Death of Jerry Garcia
On August 9, 1995; Jerry Garcia passed and pretty much ended the Grateful Dead as it was then known. The Grateful Dead were still a regular touring band at the time, and they stopped touring due to Garcia’s death. Looking for a similar scene (again, with the similarities being in “form”), may Grateful Dead fans began taking to touring more frequently with Phish. There was a noticeable increase in attendance at Phish concerts and demand for tickets starting in late 1995. Although some may argue that it isn’t the case, I believe Phish's popularity explosion had a lot to do with the fact that Phish was no longer sharing the tour scene with the Grateful Dead after 1995.

Communication (From The Shivice to the Internet)
Phish and Phish fans have always made efforts to use whatever media means possible to keep connected. It started first with the Phish mailing list. Before the Internet and widespread use of email, Phish used to send a periodic newsletter to fans via snail mail called the “Doniac Shivice” (which I used to absolutely love receiving). I’ve read somewhere that at the height of circulation they were sending out 200k copies per issue.

Since the proliferation of the Internet, Phish stopped circulating the Shivice and started communication via email.
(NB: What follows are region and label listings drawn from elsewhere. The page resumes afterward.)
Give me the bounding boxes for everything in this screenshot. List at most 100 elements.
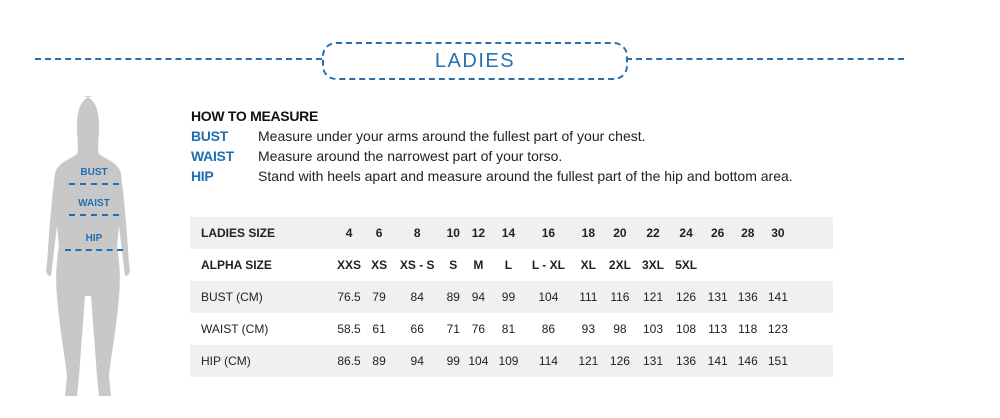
table-cell: 86.5	[337, 354, 361, 368]
measure-text: Stand with heels apart and measure aroun…	[258, 168, 793, 184]
table-cell: 121	[642, 290, 663, 304]
table-cell: 89	[372, 354, 386, 368]
table-cell: 30	[771, 226, 785, 240]
table-cell: 116	[610, 290, 630, 304]
table-cell: 8	[413, 226, 421, 240]
table-cell: 16	[541, 226, 556, 240]
measure-label: HIP	[191, 168, 214, 184]
table-cell: 28	[741, 226, 755, 240]
table-pad	[793, 313, 833, 345]
divider-left	[35, 58, 322, 60]
table-cell: 14	[501, 226, 516, 240]
table-cell: XXS	[337, 258, 362, 272]
measure-waist: WAIST Measure around the narrowest part o…	[191, 148, 793, 168]
section-title: LADIES	[322, 42, 628, 80]
table-cell: 5XL	[675, 258, 698, 272]
table-row: ALPHA SIZE XXS XS XS - S S M L L - XL XL 2XL 3XL 5X…	[190, 249, 833, 281]
table-row: HIP (CM) 86.5 89 94 99 104 109 114 121 126 131 136 1…	[190, 345, 833, 377]
row-header: ALPHA SIZE	[201, 258, 272, 272]
table-row: LADIES SIZE 4 6 8 10 12 14 16 18 20 22 24 26 28 30	[190, 217, 833, 249]
table-cell: XS	[371, 258, 388, 272]
how-to-heading: HOW TO MEASURE	[191, 108, 318, 124]
table-cell: 18	[581, 226, 595, 240]
table-cell: 146	[737, 354, 758, 368]
woman-figure-icon	[46, 96, 130, 396]
table-cell: 58.5	[337, 322, 361, 336]
table-row: BUST (CM) 76.5 79 84 89 94 99 104 111 116 121 126 13…	[190, 281, 833, 313]
table-cell: 113	[708, 322, 728, 336]
table-pad	[793, 281, 833, 313]
table-cell: 141	[707, 354, 728, 368]
how-to-measure: HOW TO MEASURE BUST Measure under your ar…	[191, 108, 793, 188]
table-cell: 98	[613, 322, 627, 336]
table-cell: 109	[498, 354, 519, 368]
table-cell: L	[504, 258, 513, 272]
figure-label-hip: HIP	[85, 233, 103, 244]
table-cell: S	[449, 258, 458, 272]
table-cell: 24	[679, 226, 693, 240]
table-cell: 3XL	[641, 258, 664, 272]
table-cell: 99	[446, 354, 460, 368]
table-cell	[733, 249, 763, 281]
table-cell: 6	[375, 226, 383, 240]
table-cell: 104	[538, 290, 559, 304]
table-cell: 108	[676, 322, 697, 336]
table-cell: 12	[471, 226, 486, 240]
table-cell: 126	[609, 354, 630, 368]
figure-label-waist: WAIST	[78, 198, 110, 209]
row-header: BUST (CM)	[201, 290, 263, 304]
waist-line	[69, 214, 119, 216]
table-cell: 66	[410, 322, 424, 336]
table-cell: 114	[538, 354, 558, 368]
table-cell: 103	[642, 322, 663, 336]
table-row: WAIST (CM) 58.5 61 66 71 76 81 86 93 98 103 108 113 1…	[190, 313, 833, 345]
divider-right	[626, 58, 904, 60]
table-cell: 131	[642, 354, 663, 368]
table-cell: 99	[501, 290, 516, 304]
table-cell: 76.5	[337, 290, 361, 304]
table-cell: 104	[468, 354, 489, 368]
table-cell: 76	[471, 322, 486, 336]
table-cell: 118	[738, 322, 758, 336]
figure-label-bust: BUST	[80, 167, 108, 178]
table-cell: 26	[710, 226, 725, 240]
table-cell: XL	[580, 258, 596, 272]
table-cell: 2XL	[608, 258, 631, 272]
table-cell: 141	[767, 290, 788, 304]
measure-hip: HIP Stand with heels apart and measure ar…	[191, 168, 793, 188]
table-cell: L - XL	[531, 258, 565, 272]
table-pad	[793, 217, 833, 249]
table-cell: 93	[581, 322, 595, 336]
table-cell: 20	[613, 226, 627, 240]
row-header: LADIES SIZE	[201, 226, 276, 240]
table-cell: 81	[501, 322, 516, 336]
measure-label: WAIST	[191, 148, 234, 164]
table-cell: 86	[541, 322, 556, 336]
table-pad	[793, 249, 833, 281]
row-header: HIP (CM)	[201, 354, 251, 368]
table-cell	[763, 249, 793, 281]
size-table: LADIES SIZE 4 6 8 10 12 14 16 18 20 22 24 26 28 30 ALPH…	[190, 217, 833, 377]
table-pad	[793, 345, 833, 377]
table-cell: 151	[767, 354, 788, 368]
table-cell: 10	[446, 226, 460, 240]
table-cell: XS - S	[399, 258, 435, 272]
table-cell	[703, 249, 733, 281]
table-cell: 79	[372, 290, 386, 304]
hip-line	[65, 249, 123, 251]
bust-line	[69, 183, 119, 185]
table-cell: 71	[446, 322, 460, 336]
table-cell: M	[473, 258, 484, 272]
table-cell: 94	[471, 290, 486, 304]
measure-text: Measure under your arms around the fulle…	[258, 128, 646, 144]
table-cell: 22	[646, 226, 660, 240]
table-cell: 89	[446, 290, 460, 304]
table-cell: 131	[707, 290, 728, 304]
measure-bust: BUST Measure under your arms around the f…	[191, 128, 793, 148]
row-header: WAIST (CM)	[201, 322, 269, 336]
table-cell: 126	[676, 290, 697, 304]
table-cell: 123	[767, 322, 788, 336]
table-cell: 111	[579, 290, 598, 304]
measure-text: Measure around the narrowest part of you…	[258, 148, 563, 164]
table-cell: 61	[372, 322, 386, 336]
They built out a website that now includes, where soundboard quality recordings of their shows can be purchased in MP3 or SHN for less than the cost of a CD just hours after a performance. Fans also distribute their audience recordings, legally according to Phish's taping policy. Before digital distribution you could probably find a copy of a particular show within a few weeks, but with the Internet and digital distribution you can download an audience copy of a show within hours of it's completion.
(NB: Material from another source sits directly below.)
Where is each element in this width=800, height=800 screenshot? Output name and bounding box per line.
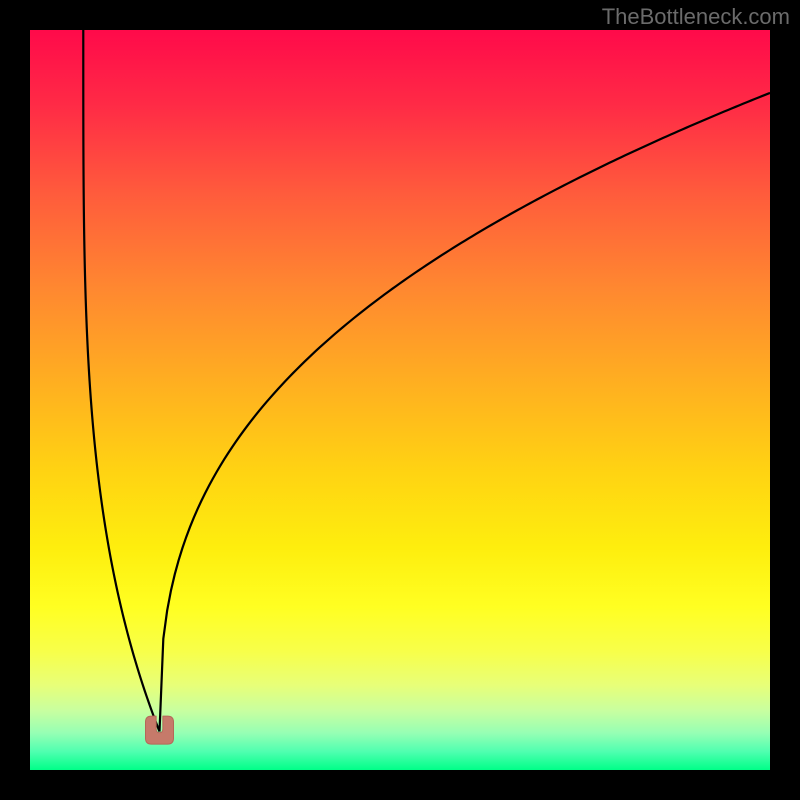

Fans also started various independent websites where people can connect about Phish, trade music recordings, look for tickets, find tour information, etc. Most recently, Phish began using Twitter to send out setlists from shows in real time - which I think is ground breaking use of Twitter for live music.

On the Fringe of Pop Culture
It amazes me that a band that sells out festivals in the middle of nowhere to 70k people, or 3 night stints at MSG, can remain on the fringe of pop culture. There are references to Phish in the mainstream, like with cameo appearances on the Simpsons or with the Ben & Jerry’s Ice Cream flavor (Phish Food) named after them – but they still are not considered mainstream. I honestly hope it stays that way, b/c nothing can ruin a good thing or a best kept secret faster than too much media attention.

Added 8/26/09:
Phish's Secrets and More For Growing A Cult Following

Debunking The Stereotypes
(are all Phish fans *really* pot smoking neo-hippies?)

1 comment:

  1. Thanks Craig for this extensive and informative post. My favorite Phish song is "Down With Disease." I'm also a fan of the (short-lived) supergroup Oysterhead featuring Trey, Stewart Copeland (drummer from The Police) and Les Claypool (singer/bassist from Primus).